Auf allen Kanälen: Der Knebel der Justiz

Nr. 16 –

Warum man in der Entführungsgeschichte Christoph Berger den Namen des Impfchefs nennen soll – und was diese Debatte mit der Pressefreiheit in der Schweiz zu tun hat.

Am 6. April erschossen Zürcher Polizist:innen einen Mann, der unter Verdacht stand, eine Woche zuvor den Präsidenten der Eidgenössischen Kommission für Impf‌fragen, Christoph Berger, entführt zu haben. Publik machte das der «Tages-Anzeiger» – allerdings nur für wenige Stunden. Kaum war der Text veröffentlicht, erwirkte Berger beim Zürcher Bezirksgericht eine superprovisorische Verfügung, die die Nennung seines Namens untersagte.

Mittlerweile bestehen keine juristischen Hürden mehr für die Namensnennung. Berger zog seinen Antrag zurück, nachdem Medien wie die «NZZ am Sonntag» oder «Watson» seine Person in ihrer Berichterstattung kenntlich machten. Es war von Anfang an ein hilfloser Versuch, eine Katze einzufangen, die längst aus dem Sack war. Berger begründete seinen Wunsch später damit, er wolle sich und seine Familie schützen: Würde sein Name publik, könne das Nachahmer:innen auf den Plan rufen. Zudem habe der Täter rein wirtschaftliche Motive geltend gemacht, ein politischer Zusammenhang mit seiner Arbeit als Impfpräsident sei also nicht gegeben.

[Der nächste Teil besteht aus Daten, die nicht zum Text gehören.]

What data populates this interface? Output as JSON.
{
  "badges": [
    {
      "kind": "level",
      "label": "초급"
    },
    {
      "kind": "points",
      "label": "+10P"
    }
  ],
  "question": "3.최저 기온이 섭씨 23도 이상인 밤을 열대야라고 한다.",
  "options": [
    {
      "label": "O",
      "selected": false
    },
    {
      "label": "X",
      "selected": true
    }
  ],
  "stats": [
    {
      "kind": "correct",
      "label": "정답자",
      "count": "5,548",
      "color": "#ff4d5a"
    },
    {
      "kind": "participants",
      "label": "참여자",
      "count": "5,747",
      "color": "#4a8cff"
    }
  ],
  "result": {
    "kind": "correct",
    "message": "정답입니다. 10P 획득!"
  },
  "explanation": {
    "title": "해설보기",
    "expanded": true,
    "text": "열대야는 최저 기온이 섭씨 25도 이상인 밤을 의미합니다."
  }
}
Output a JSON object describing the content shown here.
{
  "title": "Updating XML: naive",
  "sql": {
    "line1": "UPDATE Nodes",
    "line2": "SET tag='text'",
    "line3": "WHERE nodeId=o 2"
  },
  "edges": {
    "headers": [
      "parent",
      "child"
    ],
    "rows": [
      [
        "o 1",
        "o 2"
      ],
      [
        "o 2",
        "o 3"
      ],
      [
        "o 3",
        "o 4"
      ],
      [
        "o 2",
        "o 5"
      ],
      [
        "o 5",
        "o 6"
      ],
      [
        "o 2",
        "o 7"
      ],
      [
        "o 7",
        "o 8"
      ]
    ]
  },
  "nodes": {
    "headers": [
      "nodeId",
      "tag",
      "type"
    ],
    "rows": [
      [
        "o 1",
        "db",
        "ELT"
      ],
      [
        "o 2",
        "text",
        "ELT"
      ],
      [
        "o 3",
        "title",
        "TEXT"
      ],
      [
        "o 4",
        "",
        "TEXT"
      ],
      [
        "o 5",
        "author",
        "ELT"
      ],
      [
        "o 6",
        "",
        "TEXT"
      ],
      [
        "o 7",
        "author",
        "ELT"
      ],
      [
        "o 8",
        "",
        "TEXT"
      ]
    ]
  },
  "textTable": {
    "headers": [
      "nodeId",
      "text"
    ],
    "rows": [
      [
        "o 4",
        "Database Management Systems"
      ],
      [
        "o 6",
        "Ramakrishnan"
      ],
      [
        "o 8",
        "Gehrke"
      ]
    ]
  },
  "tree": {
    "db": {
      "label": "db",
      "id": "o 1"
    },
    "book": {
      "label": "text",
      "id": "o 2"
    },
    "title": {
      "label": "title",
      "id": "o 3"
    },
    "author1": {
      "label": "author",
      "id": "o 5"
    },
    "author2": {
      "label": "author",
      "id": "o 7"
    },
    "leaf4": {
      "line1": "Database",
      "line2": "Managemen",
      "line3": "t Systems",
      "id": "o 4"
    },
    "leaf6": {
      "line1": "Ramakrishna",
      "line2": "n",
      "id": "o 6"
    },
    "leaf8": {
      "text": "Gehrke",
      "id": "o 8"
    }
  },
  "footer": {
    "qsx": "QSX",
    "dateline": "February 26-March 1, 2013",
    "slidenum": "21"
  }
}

Wo blieb der adäquate Schutz?

Alles nachvollziehbare Argumente. So erklärt sich auch, dass die «Republik» in einer medienethischen Abwägung zum Schluss kommt, es sei «besonders heikel», den Namen des Entführungsopfers zu veröffentlichen, auch wenn es unbestritten eine Person des öffentlichen Interesses sei. Damit irrt das Onlinemagazin aber – oder hat es sich ein bisschen zu gemütlich gemacht in der Pose des Klassenstrebers.

Wäre nicht bekannt geworden, dass das Entführungsopfer der nationale Impfchef war, wären wichtige Fragen nie aufgeworfen worden. Eine davon: Warum wurde Berger, obwohl er in den vergangenen zwei Jahren massiven Anfeindungen ausgesetzt war, von den Behörden nicht adäquat geschützt? Ob der mutmassliche Täter dabei selbst der Verschwörungsspinner:innen-Szene zuzuordnen war, wie es zunächst vorschnell hiess, oder von dieser bloss beeinflusst war (sein Geschäftspartner glaubt, die Erde sei in Wahrheit flach), ist nebensächlich. Es spielt auch keine Rolle, ob Berger bloss erpresst wurde, weil er oft im Fernsehen war: Seine Prominenz macht ihn – und viele weitere Persönlichkeiten, die während der Pandemie besonders exponiert waren – zur Zielscheibe.

Wenn selbst über den Entführungsfall Christoph Berger, der die Impfkampagne wesentlich prägte, nicht berichtet werden darf, dann kann man gleich aufhören mit Journalismus. Dann muss das Interesse der Öffentlichkeit an Aufklärung in einer ethischen Abwägung immer verlieren.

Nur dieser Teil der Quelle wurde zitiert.